New revenue from the cloud
In the first-half results report meeting, China Mobile Chairman Yang Jie reaffirmed the digital transformation plan from 2019 to transform the company “from telecommunications to information”.
Accordingly, China Mobile's digital transformation revenue outside of traditional voice and data services reached 132.6 billion yuan (US$18.4 billion) in the first half of 2023, representing a year-on-year growth of 19.6% and accounting for 29.3% of the total 452.2 billion yuan in telecommunications service revenue.
Mobile cloud services played a key role in this revenue segment, growing 80.5% to 42.2 billion yuan in the first half. “Our revenue is not simply ARPU - average revenue per user, the traditional measure of efficiency for telecom operators.
Digitalization and cloud services are seen as new growth drivers for telecom companies, whose businesses are stable and profits are protected by government regulations, but have lost their “luster” and have been seen as a defensive sector in recent years.
China Telecom, a state-owned company, has followed a similar path to China Mobile but with a different name and classification. Revenue from “industrial digitalization” rose 16.7% year over year to 68.8 billion yuan, driving a 7.6% increase in total revenue in the first half. More than two-thirds of the company’s top-line growth came from this segment, led by cloud services, which brought in 45.8 billion yuan, up 63.4%.
While China Telecom lags behind China Mobile in terms of mobile subscribers, 401.9 million compared to 985.3 million as of the end of June 2023, it is a leader in cloud services and has said it will seek to maintain its market position.
“Our annual cloud revenue target of 100 billion yuan remains unchanged,” China Telecom Chairman and CEO Ke Ruiwen said. That represents a 73 percent year-on-year growth. Meanwhile, China Mobile Vice President Zhao Dachun said the company is targeting “more than 80 billion yuan a year” in cloud revenue.
China Unicom, the smallest of the three, is also pinning its hopes on the industry’s “internet revenue.” That segment posted 42.9 billion yuan in the first half, up 16.3 percent year-on-year, far outpacing overall revenue growth of 8.8 percent.

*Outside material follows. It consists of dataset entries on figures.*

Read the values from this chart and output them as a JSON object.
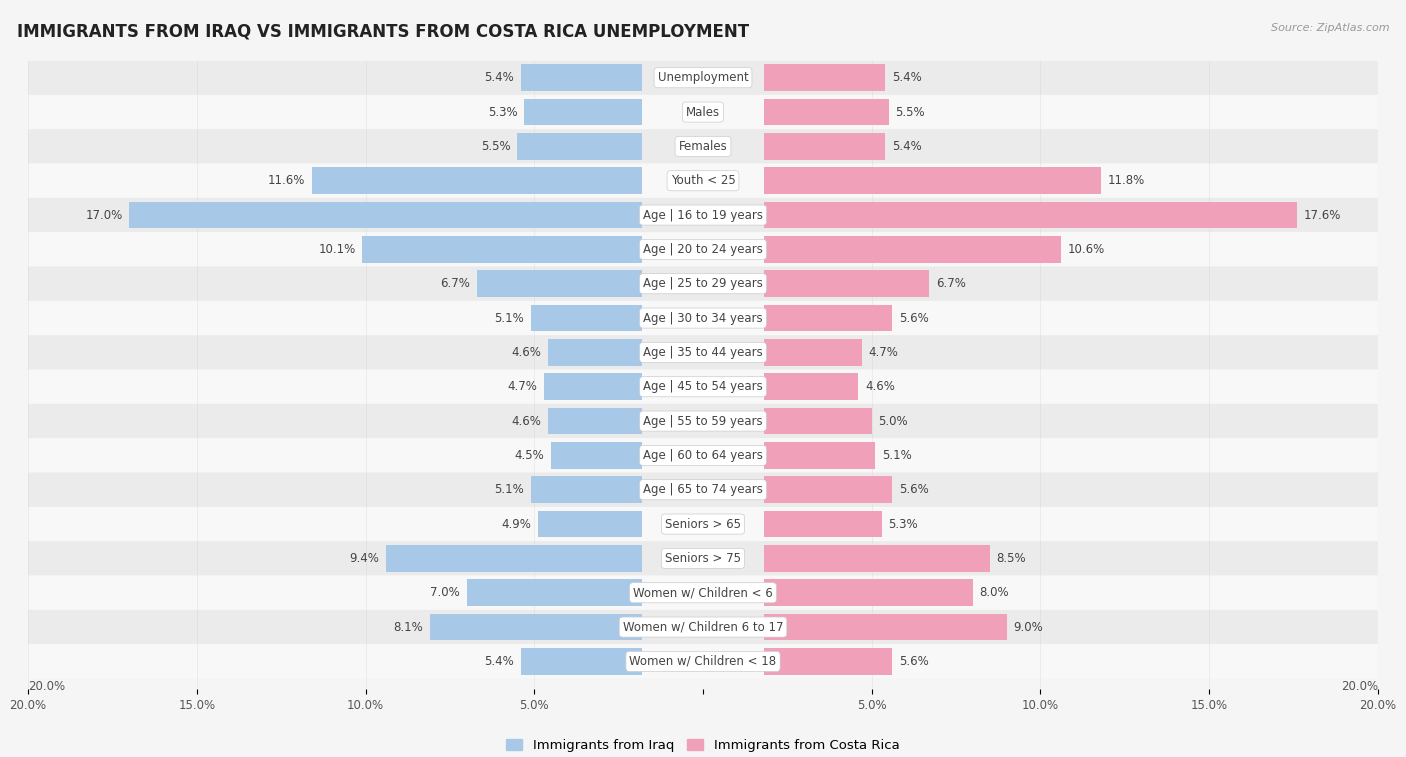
{
  "title": "IMMIGRANTS FROM IRAQ VS IMMIGRANTS FROM COSTA RICA UNEMPLOYMENT",
  "source": "Source: ZipAtlas.com",
  "categories": [
    "Unemployment",
    "Males",
    "Females",
    "Youth < 25",
    "Age | 16 to 19 years",
    "Age | 20 to 24 years",
    "Age | 25 to 29 years",
    "Age | 30 to 34 years",
    "Age | 35 to 44 years",
    "Age | 45 to 54 years",
    "Age | 55 to 59 years",
    "Age | 60 to 64 years",
    "Age | 65 to 74 years",
    "Seniors > 65",
    "Seniors > 75",
    "Women w/ Children < 6",
    "Women w/ Children 6 to 17",
    "Women w/ Children < 18"
  ],
  "iraq_values": [
    5.4,
    5.3,
    5.5,
    11.6,
    17.0,
    10.1,
    6.7,
    5.1,
    4.6,
    4.7,
    4.6,
    4.5,
    5.1,
    4.9,
    9.4,
    7.0,
    8.1,
    5.4
  ],
  "costa_rica_values": [
    5.4,
    5.5,
    5.4,
    11.8,
    17.6,
    10.6,
    6.7,
    5.6,
    4.7,
    4.6,
    5.0,
    5.1,
    5.6,
    5.3,
    8.5,
    8.0,
    9.0,
    5.6
  ],
  "iraq_color": "#a8c8e8",
  "costa_rica_color": "#f0a0b8",
  "row_color_even": "#f0f0f0",
  "row_color_odd": "#e0e0e0",
  "bar_row_color_even": "#dce8f0",
  "bar_row_color_odd": "#d0dce8",
  "background_color": "#f5f5f5",
  "axis_max": 20.0,
  "bar_height": 0.78,
  "label_fontsize": 8.5,
  "value_fontsize": 8.5,
  "title_fontsize": 12,
  "legend_iraq": "Immigrants from Iraq",
  "legend_costa_rica": "Immigrants from Costa Rica",
  "tick_positions": [
    -20,
    -15,
    -10,
    -5,
    0,
    5,
    10,
    15,
    20
  ],
  "tick_labels": [
    "20.0%",
    "15.0%",
    "10.0%",
    "5.0%",
    "",
    "5.0%",
    "10.0%",
    "15.0%",
    "20.0%"
  ]
}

Cloud services are again the new growth driver, rising 36.4 percent to 25.5 billion yuan in the first half and targeting more than 50 billion yuan for the full year of 2023.

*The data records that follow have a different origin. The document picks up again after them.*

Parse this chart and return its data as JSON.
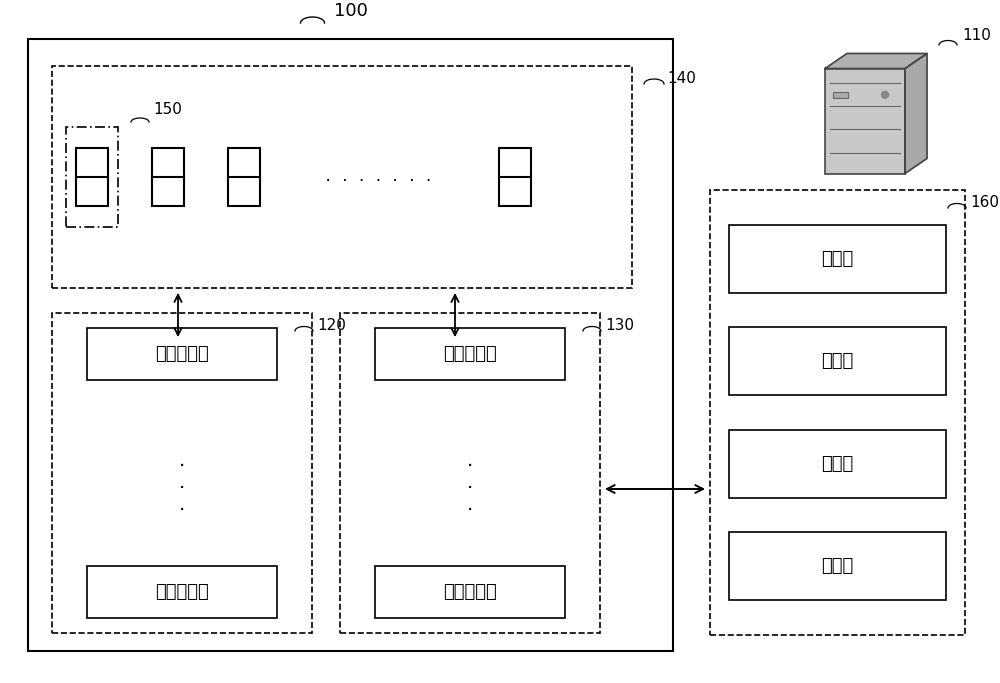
{
  "title": "100",
  "label_110": "110",
  "label_120": "120",
  "label_130": "130",
  "label_140": "140",
  "label_150": "150",
  "label_160": "160",
  "text_robot1": "第一机器人",
  "text_robot2": "第二机器人",
  "text_packing": "封包台",
  "font_size_label": 11,
  "font_size_box": 13,
  "font_size_title": 13
}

State-owned enterprise advantages
As competition intensifies, a price war is emerging among Chinese cloud service providers. “Price is a key factor,” said Ke Ruiwen of China Telecom, who acknowledged that he has to continue to cut prices to compete. However, the carrier is confident that its brand strengths, 5G technology, and new service packages will help the business overcome the difficult period.

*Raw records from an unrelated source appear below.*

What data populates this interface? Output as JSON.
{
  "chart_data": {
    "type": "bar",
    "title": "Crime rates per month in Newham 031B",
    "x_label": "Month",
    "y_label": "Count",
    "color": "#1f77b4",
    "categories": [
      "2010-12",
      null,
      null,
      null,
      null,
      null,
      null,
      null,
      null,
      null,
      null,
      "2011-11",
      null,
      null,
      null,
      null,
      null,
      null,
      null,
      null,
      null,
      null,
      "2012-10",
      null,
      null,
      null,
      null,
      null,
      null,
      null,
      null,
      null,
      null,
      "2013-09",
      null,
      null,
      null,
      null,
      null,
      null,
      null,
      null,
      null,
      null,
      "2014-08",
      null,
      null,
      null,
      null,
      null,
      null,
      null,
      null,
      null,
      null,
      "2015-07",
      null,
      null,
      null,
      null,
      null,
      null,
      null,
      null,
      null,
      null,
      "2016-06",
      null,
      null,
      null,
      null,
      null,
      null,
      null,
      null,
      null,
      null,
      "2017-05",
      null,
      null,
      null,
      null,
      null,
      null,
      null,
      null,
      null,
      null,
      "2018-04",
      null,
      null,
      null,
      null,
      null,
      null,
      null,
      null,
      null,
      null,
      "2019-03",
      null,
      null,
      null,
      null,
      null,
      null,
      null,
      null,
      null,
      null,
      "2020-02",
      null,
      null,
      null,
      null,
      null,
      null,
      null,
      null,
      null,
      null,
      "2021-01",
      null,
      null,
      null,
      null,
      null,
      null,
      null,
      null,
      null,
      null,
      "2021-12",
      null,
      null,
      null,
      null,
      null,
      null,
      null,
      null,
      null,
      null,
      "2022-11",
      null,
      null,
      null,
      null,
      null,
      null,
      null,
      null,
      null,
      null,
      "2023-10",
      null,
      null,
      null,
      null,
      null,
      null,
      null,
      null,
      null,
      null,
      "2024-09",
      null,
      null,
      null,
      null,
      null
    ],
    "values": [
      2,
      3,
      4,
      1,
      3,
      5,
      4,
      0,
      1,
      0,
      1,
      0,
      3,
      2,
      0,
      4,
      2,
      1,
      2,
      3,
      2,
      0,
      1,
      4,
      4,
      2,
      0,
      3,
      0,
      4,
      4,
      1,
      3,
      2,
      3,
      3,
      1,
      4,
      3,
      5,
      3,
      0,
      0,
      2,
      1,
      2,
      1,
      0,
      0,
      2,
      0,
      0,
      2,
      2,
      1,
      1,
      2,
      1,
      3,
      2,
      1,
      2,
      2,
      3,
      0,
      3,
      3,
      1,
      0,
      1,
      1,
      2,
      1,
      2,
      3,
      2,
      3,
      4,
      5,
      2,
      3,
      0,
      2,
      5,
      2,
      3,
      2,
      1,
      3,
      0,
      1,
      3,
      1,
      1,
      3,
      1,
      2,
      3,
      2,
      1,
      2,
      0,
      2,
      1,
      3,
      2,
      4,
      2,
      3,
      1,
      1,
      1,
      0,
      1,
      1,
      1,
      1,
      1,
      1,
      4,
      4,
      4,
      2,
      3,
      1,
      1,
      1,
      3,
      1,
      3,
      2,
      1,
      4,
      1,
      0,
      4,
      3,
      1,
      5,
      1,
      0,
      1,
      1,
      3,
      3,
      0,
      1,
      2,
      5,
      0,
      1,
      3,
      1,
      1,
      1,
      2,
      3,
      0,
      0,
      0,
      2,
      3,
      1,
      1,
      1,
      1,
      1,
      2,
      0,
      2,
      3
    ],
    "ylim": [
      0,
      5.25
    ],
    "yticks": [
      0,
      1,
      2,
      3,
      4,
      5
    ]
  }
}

Meanwhile, China Mobile's Zhao asserts that they have an advantage as a large state-owned corporation directly controlled by the central government.
Michelle Fang, a Hong Kong-based telecoms analyst at Citi, echoed this sentiment, saying that carriers’ enterprise cloud customers are typically “government-oriented and serve state-owned enterprises, and are more focused on security than cost competitiveness.”
Still, state-owned carriers are not without risks. They are bound by overlapping regulations and may lack the flexibility to enforce them in practice.
Edison Lee, an analyst at Jefferies in Hong Kong, pointed to the case of China Unicom, which has had its chairman and CEO positions vacant since July 30. Liu Liehong, who held both positions, resigned when he was appointed head of the National Data Bureau, a newly created agency of the State Council, China’s central government.